Há muito tempo, David Hume argumentou que, na ação, a razão aplica-se apenas a
meios, e não a fins. Os fins são dados pelos nossos desejos. Hume apresentou de
forma implacável as implicações desta perspetiva.
Peter Singer, Ética Prática, Tradução Álvaro Augusto
Fernandes Revisão Científica Cristina Beckert e Desidério Murcho, Faculdade de
Letras da Universidade de Lisboa, Gradiva, 1993
1 comentário:
Que texto chato!
1 - "agir racionalmente é agir eticamente":Se a ética for a busca da melhor solução dentro das possibilidades presentes, sim.
2 - " Para a ética, é essencial uma exigência qualquer de universalidade ou de imparcialidade.": É, um bem maior.

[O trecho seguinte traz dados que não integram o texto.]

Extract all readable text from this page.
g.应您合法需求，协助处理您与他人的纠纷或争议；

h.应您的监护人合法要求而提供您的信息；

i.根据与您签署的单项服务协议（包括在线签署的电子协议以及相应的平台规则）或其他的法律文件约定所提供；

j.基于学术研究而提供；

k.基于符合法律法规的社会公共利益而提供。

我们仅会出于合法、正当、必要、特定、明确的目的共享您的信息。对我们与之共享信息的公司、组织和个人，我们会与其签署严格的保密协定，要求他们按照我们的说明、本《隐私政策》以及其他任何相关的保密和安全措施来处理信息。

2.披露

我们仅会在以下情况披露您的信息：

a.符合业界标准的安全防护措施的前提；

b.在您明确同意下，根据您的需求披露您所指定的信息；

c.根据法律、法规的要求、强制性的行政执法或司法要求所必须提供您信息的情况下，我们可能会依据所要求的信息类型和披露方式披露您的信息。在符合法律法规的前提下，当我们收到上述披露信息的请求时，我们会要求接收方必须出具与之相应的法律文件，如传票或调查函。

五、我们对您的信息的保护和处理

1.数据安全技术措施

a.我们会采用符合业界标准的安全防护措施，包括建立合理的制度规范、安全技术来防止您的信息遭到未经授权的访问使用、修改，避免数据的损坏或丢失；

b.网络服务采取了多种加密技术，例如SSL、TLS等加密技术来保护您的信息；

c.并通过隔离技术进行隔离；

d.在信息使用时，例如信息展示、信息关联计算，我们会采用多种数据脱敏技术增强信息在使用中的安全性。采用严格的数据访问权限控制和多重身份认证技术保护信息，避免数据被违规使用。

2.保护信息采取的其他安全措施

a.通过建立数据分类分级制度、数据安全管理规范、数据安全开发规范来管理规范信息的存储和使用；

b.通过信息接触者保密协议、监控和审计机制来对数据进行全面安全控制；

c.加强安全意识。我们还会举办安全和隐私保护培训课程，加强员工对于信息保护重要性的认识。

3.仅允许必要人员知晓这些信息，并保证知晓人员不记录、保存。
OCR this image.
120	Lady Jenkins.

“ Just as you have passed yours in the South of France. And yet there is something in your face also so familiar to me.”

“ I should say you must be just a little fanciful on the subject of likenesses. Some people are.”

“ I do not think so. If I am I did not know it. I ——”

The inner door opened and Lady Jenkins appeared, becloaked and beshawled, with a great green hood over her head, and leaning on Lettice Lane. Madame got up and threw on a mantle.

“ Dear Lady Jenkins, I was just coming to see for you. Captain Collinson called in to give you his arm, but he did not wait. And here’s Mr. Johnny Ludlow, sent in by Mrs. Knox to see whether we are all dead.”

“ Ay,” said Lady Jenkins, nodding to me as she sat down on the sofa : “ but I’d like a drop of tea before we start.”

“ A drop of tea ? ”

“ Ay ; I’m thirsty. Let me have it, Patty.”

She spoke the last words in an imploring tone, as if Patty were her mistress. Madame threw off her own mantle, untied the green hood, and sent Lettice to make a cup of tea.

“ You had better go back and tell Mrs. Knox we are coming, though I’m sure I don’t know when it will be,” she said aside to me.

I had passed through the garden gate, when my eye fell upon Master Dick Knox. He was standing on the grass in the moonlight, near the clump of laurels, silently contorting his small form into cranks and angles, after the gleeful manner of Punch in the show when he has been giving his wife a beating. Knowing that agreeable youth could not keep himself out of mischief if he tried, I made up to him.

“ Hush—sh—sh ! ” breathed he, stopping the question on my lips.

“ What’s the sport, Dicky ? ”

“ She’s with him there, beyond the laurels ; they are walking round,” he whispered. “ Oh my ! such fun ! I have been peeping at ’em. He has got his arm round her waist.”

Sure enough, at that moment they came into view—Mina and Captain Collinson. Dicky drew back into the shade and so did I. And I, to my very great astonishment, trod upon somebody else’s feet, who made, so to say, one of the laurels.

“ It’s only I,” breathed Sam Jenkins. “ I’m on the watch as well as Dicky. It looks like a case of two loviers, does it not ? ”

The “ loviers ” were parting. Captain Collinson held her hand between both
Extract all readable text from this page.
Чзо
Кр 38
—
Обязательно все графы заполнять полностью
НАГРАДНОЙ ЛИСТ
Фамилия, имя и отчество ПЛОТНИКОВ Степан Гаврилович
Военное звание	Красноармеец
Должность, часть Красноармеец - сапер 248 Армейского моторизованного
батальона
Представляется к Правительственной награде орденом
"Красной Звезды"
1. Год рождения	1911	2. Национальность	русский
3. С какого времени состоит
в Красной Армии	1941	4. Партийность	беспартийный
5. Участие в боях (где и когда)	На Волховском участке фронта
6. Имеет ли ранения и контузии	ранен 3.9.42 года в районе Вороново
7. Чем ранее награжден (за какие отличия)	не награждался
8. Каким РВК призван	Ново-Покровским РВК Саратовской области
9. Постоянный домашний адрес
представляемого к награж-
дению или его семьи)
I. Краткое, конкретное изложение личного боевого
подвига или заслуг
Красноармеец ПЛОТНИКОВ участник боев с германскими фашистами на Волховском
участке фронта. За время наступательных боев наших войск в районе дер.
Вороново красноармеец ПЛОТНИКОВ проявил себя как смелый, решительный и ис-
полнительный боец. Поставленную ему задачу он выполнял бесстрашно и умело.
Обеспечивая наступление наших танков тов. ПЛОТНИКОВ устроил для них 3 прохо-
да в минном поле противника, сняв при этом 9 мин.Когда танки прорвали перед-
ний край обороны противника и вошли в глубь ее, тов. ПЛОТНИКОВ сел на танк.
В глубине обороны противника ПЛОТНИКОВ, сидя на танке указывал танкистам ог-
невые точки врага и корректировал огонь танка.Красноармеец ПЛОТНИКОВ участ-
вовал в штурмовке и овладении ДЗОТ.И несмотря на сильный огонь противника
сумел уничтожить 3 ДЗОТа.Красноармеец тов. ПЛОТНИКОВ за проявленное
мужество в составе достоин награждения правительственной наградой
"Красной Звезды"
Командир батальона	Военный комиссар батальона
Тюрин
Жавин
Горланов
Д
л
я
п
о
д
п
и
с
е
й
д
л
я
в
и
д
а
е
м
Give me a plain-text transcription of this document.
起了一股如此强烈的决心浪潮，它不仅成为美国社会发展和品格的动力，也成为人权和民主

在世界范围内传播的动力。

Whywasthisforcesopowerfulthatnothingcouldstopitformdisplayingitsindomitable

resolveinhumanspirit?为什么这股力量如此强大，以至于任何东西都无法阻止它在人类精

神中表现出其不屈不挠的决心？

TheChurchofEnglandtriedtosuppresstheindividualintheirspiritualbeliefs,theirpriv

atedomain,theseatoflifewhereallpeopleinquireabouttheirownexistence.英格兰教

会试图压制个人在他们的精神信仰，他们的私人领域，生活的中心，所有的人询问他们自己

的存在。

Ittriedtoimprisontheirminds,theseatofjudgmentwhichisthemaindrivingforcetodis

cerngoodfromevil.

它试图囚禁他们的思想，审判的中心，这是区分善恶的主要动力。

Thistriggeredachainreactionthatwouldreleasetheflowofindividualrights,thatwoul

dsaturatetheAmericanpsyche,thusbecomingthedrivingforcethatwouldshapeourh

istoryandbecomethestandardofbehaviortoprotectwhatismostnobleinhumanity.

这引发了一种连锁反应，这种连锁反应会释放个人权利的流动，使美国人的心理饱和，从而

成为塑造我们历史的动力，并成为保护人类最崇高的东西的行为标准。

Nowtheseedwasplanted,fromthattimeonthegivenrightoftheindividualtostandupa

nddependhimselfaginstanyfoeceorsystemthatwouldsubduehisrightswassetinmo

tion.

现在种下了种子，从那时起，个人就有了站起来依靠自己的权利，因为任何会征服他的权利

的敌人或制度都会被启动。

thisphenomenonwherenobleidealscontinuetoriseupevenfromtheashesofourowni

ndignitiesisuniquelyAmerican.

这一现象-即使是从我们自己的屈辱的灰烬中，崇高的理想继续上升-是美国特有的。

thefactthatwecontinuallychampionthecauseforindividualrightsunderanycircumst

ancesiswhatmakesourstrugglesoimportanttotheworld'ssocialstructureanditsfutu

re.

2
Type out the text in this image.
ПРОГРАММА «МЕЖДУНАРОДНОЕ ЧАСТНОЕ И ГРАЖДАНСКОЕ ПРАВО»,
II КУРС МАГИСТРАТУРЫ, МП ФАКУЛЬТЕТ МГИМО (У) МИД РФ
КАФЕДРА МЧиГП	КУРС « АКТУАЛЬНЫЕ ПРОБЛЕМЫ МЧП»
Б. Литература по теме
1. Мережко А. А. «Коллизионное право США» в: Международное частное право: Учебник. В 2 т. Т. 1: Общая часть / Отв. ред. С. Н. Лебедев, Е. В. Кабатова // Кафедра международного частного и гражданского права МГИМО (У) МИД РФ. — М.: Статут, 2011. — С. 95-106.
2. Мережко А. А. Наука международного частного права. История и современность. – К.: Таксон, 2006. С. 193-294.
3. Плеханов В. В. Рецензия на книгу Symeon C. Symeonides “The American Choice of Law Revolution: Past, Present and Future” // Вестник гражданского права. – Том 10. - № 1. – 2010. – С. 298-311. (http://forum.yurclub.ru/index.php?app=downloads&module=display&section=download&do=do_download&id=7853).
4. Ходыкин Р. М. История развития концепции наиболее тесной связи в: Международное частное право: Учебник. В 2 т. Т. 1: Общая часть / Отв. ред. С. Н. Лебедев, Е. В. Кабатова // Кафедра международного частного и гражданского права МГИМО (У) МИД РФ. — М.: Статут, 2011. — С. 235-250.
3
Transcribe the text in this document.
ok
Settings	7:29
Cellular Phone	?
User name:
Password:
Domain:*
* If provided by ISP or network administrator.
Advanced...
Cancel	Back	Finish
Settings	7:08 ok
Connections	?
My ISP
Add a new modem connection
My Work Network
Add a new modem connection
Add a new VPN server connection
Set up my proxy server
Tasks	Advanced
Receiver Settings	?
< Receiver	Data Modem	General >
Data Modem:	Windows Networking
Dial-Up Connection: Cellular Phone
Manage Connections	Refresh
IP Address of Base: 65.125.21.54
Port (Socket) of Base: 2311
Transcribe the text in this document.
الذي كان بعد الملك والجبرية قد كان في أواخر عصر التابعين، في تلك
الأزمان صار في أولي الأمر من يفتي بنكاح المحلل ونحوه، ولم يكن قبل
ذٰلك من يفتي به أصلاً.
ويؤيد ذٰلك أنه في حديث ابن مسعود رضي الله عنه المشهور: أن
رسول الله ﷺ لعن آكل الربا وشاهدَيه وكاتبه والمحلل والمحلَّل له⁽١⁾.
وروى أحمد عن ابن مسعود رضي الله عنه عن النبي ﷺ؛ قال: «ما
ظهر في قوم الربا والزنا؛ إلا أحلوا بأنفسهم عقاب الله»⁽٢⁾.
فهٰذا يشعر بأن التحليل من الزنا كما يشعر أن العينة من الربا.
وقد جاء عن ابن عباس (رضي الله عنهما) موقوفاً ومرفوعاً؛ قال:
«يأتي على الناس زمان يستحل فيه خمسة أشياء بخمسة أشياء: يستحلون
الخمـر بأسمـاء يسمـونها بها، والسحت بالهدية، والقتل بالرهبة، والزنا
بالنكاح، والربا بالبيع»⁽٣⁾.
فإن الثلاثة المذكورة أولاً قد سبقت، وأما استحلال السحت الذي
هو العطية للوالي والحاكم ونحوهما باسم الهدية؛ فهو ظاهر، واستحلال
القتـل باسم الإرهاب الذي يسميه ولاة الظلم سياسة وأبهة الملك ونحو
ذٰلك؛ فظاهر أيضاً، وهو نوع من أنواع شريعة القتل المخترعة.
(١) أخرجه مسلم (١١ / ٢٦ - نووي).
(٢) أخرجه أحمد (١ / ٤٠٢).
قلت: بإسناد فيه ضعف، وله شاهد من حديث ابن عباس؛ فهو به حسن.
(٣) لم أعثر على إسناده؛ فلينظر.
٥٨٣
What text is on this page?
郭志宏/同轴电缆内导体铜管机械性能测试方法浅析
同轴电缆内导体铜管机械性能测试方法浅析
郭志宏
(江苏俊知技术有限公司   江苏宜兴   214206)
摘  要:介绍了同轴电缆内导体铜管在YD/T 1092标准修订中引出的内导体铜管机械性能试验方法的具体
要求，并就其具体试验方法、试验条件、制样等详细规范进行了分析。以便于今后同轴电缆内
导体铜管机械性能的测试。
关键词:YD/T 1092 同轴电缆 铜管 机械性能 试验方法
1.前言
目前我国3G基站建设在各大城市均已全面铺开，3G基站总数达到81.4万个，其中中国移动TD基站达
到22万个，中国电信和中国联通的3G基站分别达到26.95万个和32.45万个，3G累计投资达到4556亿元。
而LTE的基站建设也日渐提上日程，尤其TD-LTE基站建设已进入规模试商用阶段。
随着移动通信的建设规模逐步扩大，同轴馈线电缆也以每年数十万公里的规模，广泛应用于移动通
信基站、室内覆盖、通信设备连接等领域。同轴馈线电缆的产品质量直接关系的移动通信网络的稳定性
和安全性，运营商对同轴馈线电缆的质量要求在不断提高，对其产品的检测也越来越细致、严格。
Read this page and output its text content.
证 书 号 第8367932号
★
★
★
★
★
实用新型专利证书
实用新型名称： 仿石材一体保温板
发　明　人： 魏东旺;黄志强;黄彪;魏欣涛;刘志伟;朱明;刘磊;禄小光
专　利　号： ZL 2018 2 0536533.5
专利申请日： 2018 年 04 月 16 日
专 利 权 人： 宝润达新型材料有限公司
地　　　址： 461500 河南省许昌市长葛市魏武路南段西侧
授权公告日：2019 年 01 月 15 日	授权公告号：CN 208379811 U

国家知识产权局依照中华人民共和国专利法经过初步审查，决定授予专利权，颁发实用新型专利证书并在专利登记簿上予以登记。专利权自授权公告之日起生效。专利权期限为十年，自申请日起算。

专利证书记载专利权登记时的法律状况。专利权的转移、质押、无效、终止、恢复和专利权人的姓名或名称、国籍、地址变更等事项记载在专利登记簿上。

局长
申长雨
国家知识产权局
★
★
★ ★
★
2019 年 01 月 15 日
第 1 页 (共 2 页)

3 - "se dois agentes racionais não puderem aceitar os juízos um do outro, esses juízos não podem ser racionais": Só se os fatores levados em conta por um deles não forem necessáriamentes os mesmos. Um dos dois pode não ter conhecimento de algum fator ou fatores.
4 - "A razão tem de ser universal.": Determinada razão, sim. Com aquelas premissas, a conclusão deve ser X.
5 - "O egoísmo puro, embora não seja um princípio universalizável, podia ser aceite como base racional da ação por todos os agentes racionais.": Se buscarem a destruição mútua, sim! Não seria ético.
6 - "a razão aplica-se apenas a meios, e não a fins. ": ao como, e não ao para quê?
7 - "Os fins são dados pelos nossos desejos.": Se o desejo for pelo bem maior, beleza!